November 1996: Bo convinced me we should leave the Chiricahua Mountains where we were camping and hiking, and go see this amazing canyon she'd hiked a few years before. That was McKittrick Canyon. In the Fall. The colors were stunning. And the trails deserted.
November 2022: Dimly we might have thought there might be colors--it was November, they had had a wet year--but were unprepared for what we found. We drove straight in and found the small parking lots--another lot added in the last 26 years--almost full with license plates from all over, and people gearing up to go into the canyon.
McKittrick: It's a wide canyon bordered by the Permian Reef on the north, filled with more Texas Madrones than I've ever seen anywhere else, some small but many huge; and they were full of red, sweet berries, coloring the trees and the trailside with deep red. Yellow, Orange, Red leaves clinging to trees or already littering the ground, formed a deeply colored tunnel that seemed so unreal it was almost disorienting. And the hikers marveled as they walked, taking photos almost every step of the way.
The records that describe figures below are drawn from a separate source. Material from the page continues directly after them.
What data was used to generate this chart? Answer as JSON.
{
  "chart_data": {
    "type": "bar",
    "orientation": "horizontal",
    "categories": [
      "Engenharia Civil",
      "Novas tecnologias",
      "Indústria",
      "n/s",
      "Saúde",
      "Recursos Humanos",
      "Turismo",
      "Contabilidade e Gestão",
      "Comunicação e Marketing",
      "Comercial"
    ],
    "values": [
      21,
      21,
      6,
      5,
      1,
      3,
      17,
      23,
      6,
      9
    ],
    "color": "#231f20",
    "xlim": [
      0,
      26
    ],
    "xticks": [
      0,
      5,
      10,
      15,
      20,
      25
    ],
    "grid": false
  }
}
So many people didn't disturb the easily found aloneness and quiet along the trail. The crowd at Pratt Cabin was too great for us so we kept going to The Grotto where we ate lunch, then to the end of the trail--the creek keeps going a while farther--to Hunter Cabin, the old line cabin from the ranching days. We then hiked up toward McKittrick Ridge and turned around just below The Notch, which is the span past where the high mountain trails take over. We barely made it back to Pine Station Campground in time to put up our tent and make dinner before dark.
It was a freezing night and we sat in our camp recliners looking at stars, the Milky Way, the constellations diffused by all the stars we can't see above our own homes anymore due to light pollution. I declined to set up the tripod for an attempt at astrophotos and dived into the tent.
Sunrise and coffee, I snapped a few shots before we broke camp and drove back to Frijole Ranch to admire the old ranch stead, before hiking to Manzanita Springs--dammed up a century ago to provide a pond for water storage and the family's summer pleasure--then up to Smith Spring where these photos end.
November 1996 was Bo's and my first real trip together. We'd camped alone at the end of Rucker Canyon in the Chiricahuas, bears with cubs strolling past our tent at night, snuffling the bear box 10 feet from the tent. We'd hiked up into the mountains for views one doesn't think exist in southeast Arizona. I thought our time was sheer magic.
But the real magic was when she convinced me to leave our solitude in Rucker to head to Guadalupe's McKittrick. We've done high mountain hikes in two more backpacking trips where we went up McKittrick Ridge one trip before crossing the mountain; and up Tejas Trail to posthole through thigh-deep snow the last half mile to camp, on another trip. But, the drive was so far from Corpus we took Guadalupes off our list until a few weeks ago.
The deserted McKittrick Trail we knew 26 years ago was gone, replaced by people from all over the country--and world--who came for the colors and, like us, got lucky. And they acted like they knew they were lucky to be where they were at the time they were, which makes them welcome trail friends.